FPTP is fine if you have only two options. If you have more, you really should use a different system. Rank Choice is a good option. Approval voting is also nice because it is so simple (vote for all options you like, no ranking).
And people are smart and adapt to these systems quickly. You can see it for example in Northern Ireland where people vote differently, strategically, in different elections with different voting systems (UK parliament, NI assembly, and recently EU elections but no more).
Indeed. This is an Australian Senate ballot paper.
Each column is a party. The entries in each column are the senate candidate members for that party.
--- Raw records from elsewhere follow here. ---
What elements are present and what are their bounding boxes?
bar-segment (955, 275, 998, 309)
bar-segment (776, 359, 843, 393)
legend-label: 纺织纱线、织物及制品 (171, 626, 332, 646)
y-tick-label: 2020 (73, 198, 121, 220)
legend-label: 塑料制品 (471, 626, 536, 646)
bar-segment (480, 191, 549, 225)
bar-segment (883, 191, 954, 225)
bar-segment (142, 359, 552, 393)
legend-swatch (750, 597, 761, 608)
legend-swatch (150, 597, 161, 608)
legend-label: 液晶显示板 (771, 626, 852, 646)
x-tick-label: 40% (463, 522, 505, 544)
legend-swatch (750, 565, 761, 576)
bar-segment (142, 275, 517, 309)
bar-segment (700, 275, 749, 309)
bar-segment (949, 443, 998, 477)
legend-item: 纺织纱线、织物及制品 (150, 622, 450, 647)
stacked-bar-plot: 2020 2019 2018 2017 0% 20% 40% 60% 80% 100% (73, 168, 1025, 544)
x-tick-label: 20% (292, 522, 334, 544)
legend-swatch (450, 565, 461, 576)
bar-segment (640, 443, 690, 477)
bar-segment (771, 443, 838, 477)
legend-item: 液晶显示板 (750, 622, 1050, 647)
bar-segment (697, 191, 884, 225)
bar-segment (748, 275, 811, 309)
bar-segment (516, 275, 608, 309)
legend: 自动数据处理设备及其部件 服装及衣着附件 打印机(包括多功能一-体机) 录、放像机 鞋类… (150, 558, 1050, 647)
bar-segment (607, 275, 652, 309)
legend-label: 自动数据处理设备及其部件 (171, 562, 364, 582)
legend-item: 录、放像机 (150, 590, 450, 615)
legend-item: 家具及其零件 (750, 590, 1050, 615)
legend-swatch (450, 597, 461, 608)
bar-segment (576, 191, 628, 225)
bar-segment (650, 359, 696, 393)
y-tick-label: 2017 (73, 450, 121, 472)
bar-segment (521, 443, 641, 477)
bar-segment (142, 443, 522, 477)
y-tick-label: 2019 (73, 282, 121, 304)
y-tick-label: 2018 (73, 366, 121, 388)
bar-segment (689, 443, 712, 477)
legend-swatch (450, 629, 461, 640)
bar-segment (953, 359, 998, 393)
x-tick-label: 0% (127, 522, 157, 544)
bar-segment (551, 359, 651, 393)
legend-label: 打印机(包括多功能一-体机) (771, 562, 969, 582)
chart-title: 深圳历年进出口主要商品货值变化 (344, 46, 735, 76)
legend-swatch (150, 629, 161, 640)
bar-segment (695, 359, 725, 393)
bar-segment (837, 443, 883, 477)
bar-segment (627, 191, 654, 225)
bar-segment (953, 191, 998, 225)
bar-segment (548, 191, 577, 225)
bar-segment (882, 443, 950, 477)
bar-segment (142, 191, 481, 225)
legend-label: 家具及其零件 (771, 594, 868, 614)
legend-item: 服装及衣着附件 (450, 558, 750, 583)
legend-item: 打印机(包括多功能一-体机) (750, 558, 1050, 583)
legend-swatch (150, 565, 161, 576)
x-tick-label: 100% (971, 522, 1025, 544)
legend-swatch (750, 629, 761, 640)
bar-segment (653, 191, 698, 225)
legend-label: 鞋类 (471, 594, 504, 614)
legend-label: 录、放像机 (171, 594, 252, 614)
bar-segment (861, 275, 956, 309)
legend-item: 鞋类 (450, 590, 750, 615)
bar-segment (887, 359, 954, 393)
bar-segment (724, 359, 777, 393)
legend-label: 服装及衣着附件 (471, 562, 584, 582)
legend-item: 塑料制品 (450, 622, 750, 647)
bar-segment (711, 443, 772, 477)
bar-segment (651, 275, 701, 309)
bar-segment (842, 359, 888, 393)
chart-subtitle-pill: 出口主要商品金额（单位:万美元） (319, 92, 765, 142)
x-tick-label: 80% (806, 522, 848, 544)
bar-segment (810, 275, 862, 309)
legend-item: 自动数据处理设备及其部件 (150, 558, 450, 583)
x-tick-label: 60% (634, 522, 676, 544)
The bold horizontal line near the top of the page is the dividing line between “vote for a party” and “vote for a senator”: if you only want to vote party-by-party, keep all your preference numbers above the line. If you want to vote on individual senators, you number exclusively below the line. You don’t have to number them all: you must number at least six parties or 12 candidates.
The current senate is composed of two major parties, neither of them having a majority, one “medium-sized” party (The Greens), and three minor parties plus a few Independents. This is pretty typical - it’s unusual for one party to hold a majority in the senate, and the government must negotiate with some minor parties who hold the balance of power. A few decades ago, there was a minor political party whose entire strategy was based on gaining and holding the balance of power, whose slogan was “We’re here to keep the bastards honest.”
I haven’t studied it in detail, but the Australian Senate feels like a dreadful mess that’s a very honest reflection of the Australian voters. I like it.
Edit: number of parties in the current Senate.
Stolen.
The caucus/primary split makes any real outcomes so screwy as to make it impossible to actually predict anything.